I can propose an approach that can help you, since you don't have sentence delimiter, you can proceed as follow:

  • Apply a syntactic analyzing to extract the syntactic nature of the paragraph.

    Example: I like the application i like the system i do not like the process being followed

    will produce: PP VB DT NN...

    To extract the syntactic analyzing I recommend to use Stanford Parser.

    PP: Personal Pronoun

    VB: VerB

    DT: DeTerminer

    NN: NouN

    You can see that a sentence has a syntactic pattern that can be used to split a paragraph into sentences.

  • Build a model of possible syntactic tree of a sentence. By saying a model I mean a file/database that contains syntactic build of sentences.

    Example: a model can contain the following lines:

    PP VB DT NN --> (I eat an apple)

    VB ADJ NN --> (create new methods)

    To construct your model you can analyze many sentences (the larger is your set of sentences the more accurate will be your system). You can use a corpus built by your own self.

  • Once you have build your model, you can start writing your program. The main lines of your algorithm will be:

    1- Receive the input paragraph (as an input or file).

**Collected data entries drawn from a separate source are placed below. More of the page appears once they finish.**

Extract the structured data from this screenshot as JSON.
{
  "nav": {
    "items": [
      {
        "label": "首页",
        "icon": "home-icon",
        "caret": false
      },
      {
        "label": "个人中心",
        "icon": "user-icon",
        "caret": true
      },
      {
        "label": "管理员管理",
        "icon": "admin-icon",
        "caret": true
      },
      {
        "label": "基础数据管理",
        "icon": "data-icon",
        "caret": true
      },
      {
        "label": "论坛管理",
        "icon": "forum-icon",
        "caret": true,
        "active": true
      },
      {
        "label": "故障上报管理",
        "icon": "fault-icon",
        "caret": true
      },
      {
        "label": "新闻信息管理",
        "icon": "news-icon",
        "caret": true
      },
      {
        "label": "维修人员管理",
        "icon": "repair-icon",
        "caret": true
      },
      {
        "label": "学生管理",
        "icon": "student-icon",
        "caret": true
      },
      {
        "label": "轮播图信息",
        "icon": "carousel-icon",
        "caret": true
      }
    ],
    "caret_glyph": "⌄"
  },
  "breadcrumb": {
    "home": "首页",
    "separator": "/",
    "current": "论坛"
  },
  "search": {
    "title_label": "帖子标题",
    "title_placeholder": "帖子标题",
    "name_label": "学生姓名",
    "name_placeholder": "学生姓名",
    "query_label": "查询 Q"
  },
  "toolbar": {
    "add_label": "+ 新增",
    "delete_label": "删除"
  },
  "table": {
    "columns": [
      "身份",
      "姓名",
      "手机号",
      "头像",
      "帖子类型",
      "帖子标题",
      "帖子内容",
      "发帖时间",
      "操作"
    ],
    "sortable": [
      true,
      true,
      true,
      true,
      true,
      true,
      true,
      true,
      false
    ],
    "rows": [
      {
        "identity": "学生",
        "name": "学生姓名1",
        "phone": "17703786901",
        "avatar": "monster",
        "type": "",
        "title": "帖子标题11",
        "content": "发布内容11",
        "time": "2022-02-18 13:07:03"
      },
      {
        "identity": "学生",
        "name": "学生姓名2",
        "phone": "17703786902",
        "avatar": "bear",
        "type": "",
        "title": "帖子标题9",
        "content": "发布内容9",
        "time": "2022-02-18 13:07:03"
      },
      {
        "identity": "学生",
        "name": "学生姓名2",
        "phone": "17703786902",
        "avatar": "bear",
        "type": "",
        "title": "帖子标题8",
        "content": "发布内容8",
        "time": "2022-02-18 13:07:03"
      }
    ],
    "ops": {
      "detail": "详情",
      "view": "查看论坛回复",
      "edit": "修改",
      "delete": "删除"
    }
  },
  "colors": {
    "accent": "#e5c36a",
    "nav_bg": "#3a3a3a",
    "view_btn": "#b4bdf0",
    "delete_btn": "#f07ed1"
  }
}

    2- Apply Stanford Parser to produce the syntactic tree of the paragraph.

    3- Start splitting your paragraph based on on the comparison of parts of the paragraph with previously constructed syntactic tree (your sentences model --> your pattern)

    You will need to measure the similarity of a part of the paragraph with a sentence-model.

I tried to give you an idea/approach on how to do what you want to do.

Probably you will need to work with NLTK (Natural Language Toolkit).